Location of Sound Underwater

It can take a while to get used to hearing sound underwater. You are constantly receiving visual input through an entire dive, so your brain learns to compensate for refraction and other visual properties of water. However, audible input is not constant, so each time a boat drives by it catches you by surprise. What makes sound different underwater?

The largest difference is speed. At the surface, sound travels at about 340 m/s. In sea water that increases to about 1500 m/s, over four times faster! You constantly use the speed of sound to distinguish the audible world around you; your brain is unable to cope with this drastic increase, and thus noises sound like they are coming from all over.

With the relatively slow speed of sound in air, your brain uses the distance between your ears to pinpoint the sound’s origin (through a process called triangulation). For example, let’s say you hear a sound immediately to your left. The sound will reach your left ear before your right. If your ears are a distance of 8 inches = 0.2032 meters apart, we can determine the time difference as t = 0.2032 m / (340 m/s) = 0.000597 s. Small, yes, but large enough for your brain to detect. If the sound reaches your ears at the same time, then the sound is coming from directly in front, above, or behind you (ignoring sound waves bouncing off walls). Visual input fills in the missing blanks to pinpoint the sound’s origin.

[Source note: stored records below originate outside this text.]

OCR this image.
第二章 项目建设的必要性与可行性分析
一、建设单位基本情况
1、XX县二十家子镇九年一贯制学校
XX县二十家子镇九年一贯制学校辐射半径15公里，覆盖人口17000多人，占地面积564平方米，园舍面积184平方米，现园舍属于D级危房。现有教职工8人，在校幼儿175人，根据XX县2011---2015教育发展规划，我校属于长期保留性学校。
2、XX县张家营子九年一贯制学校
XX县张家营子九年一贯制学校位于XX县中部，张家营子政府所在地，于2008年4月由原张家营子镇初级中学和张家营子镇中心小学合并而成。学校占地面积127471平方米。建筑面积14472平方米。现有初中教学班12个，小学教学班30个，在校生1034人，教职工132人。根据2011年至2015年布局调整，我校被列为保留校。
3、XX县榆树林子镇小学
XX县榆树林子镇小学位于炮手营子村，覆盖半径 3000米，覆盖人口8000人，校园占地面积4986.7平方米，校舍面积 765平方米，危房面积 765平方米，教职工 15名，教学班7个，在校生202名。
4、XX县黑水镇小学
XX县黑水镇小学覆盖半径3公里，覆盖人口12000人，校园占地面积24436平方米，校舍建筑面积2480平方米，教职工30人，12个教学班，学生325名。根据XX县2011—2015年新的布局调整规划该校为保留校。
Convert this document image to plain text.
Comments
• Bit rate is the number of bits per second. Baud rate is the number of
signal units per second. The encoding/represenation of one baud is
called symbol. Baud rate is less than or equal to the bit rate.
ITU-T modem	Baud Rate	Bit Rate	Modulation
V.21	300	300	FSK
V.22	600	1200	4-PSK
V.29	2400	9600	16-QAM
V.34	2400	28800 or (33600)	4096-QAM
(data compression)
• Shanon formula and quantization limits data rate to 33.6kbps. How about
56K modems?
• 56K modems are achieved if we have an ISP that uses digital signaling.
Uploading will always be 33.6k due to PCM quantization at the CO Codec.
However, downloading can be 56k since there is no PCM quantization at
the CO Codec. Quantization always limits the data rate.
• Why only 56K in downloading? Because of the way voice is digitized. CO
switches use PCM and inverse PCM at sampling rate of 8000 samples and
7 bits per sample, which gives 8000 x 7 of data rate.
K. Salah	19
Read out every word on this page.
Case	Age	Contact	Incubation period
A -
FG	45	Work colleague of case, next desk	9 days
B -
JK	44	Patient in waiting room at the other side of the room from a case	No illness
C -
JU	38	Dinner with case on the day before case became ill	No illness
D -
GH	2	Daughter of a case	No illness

We pinpoint sound based on difference between when it reaches our ears

Now let’s repeat the same calculation underwater. The time differential from a sound immediately to your left is t = 0.2032 m / (1500 m / s) = 0.000135 s; below the threshold your brain can distinguish. Combine this with no visual input directly in front of you, and your brain just assumes that all sound is coming from directly on top of you. Humans don’t like loud noises (such as those from boat engines) from directly above, so this tends to trigger fear reflexes.

Sound bounces off walls and objects, further aiding your brain in the triangulation process. The ocean is a much wider expanse in which sound travels freely, further altering your underwater perception.